Former teacher named police department’s volunteer of the year

Larry Welch shakes the hand of Puyallup Police Chief Bryan Jeter last week as he accepts the award for Volunteer of the Year for his tireless efforts in the City of Puyallup. Besides being involved in the Citizens Academy, Welch has been heavily involved in eradicating graffiti from the city’s areas parks and structures.
Larry Welch shakes the hand of Puyallup Police Chief Bryan Jeter last week as he accepts the award for Volunteer of the Year for his tireless efforts in the City of Puyallup. Besides being involved in the Citizens Academy, Welch has been heavily involved in eradicating graffiti from the city’s areas parks and structures. Staff photographer

Two years ago, Larry Welch was newly retired from a 42-year teaching career and was looking for a way to continue his service to his community.

Since the 67-year-old had always been interested in crime and police work, he jumped in full force to volunteering for the Puyallup Police Department a few times a week.

Last week, he was honored as Puyallup Police Department’s volunteer of the year.

“He really jumped in with all fours,” said Lisa Isaacs, Crime Prevention coordinator for the department. “He started a block watch in his neighborhood, and has been very excited to keep busy since he first started with us.”

Since starting with the department as a volunteer, Welch has headed up a block watch in his neighborhood, sets up the department’s speed trailer, serves as the main fighting force behind eradicating graffiti in Puyallup, and orients all of the new volunteers for the department.
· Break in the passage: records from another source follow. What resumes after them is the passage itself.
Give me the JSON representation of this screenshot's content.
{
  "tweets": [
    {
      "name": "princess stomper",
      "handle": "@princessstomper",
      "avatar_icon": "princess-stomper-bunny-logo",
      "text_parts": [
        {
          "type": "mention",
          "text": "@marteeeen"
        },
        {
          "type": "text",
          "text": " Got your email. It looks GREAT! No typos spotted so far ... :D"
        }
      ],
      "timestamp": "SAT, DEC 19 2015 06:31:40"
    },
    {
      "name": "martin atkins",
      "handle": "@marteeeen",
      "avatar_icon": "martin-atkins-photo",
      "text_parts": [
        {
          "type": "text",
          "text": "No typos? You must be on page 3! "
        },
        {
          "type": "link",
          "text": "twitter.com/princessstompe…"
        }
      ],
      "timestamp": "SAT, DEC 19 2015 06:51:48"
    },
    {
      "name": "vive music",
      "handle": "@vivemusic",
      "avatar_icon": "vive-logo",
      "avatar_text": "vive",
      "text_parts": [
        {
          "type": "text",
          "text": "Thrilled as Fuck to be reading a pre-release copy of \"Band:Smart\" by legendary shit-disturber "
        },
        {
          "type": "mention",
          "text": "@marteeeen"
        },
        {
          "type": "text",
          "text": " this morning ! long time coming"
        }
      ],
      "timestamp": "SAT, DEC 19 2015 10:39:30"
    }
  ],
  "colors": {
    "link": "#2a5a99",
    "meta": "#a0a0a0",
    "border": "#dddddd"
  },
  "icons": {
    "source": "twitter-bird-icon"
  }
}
“It was a real nice surprise,” Welch said after he was announced as volunteer of the year, which was kept secret until the announcement.
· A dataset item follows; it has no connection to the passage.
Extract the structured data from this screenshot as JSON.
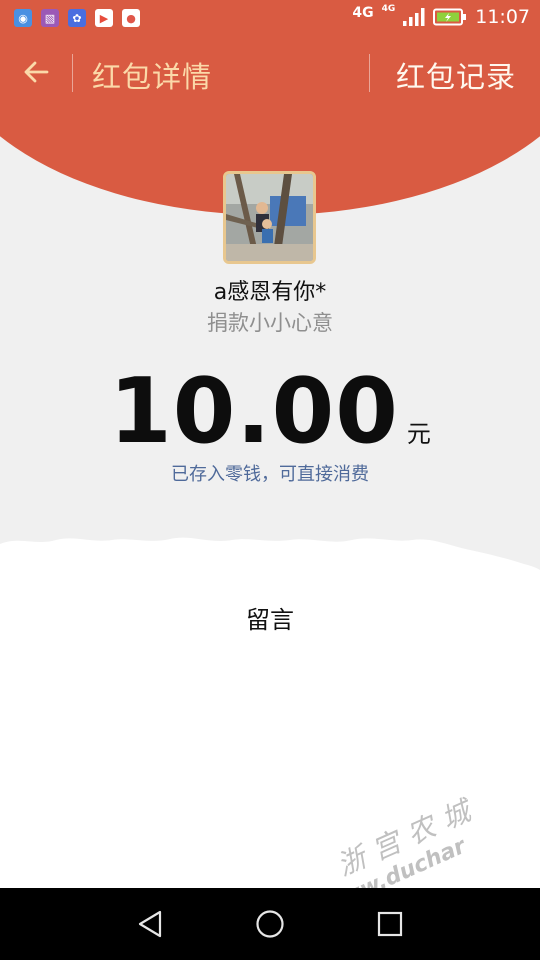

After watching both of his parents work in the fire service, Welch didn’t want to stop giving back to his community now that the Puyallup resident is in his golden years.

“Teaching really is a giving profession,” he said. “So is fire service, police work and nursing, so I wanted to continue that giving once I retired. It’s extending from all my years of teaching.”

Welch estimates he spends about 20 hours per week volunteering at the department.

Isaacs says Welch looks for graffiti on his own time, outside of those 20 hours of volunteering.

“I don’t expected recognition for my work,” he said. “I was really surprised.”

He said the biggest thing he has learned about police work is that it’s not all fast and glamorous as its portrayed to be on television.

“I’ve really enjoyed working with everyone in the department,” he said.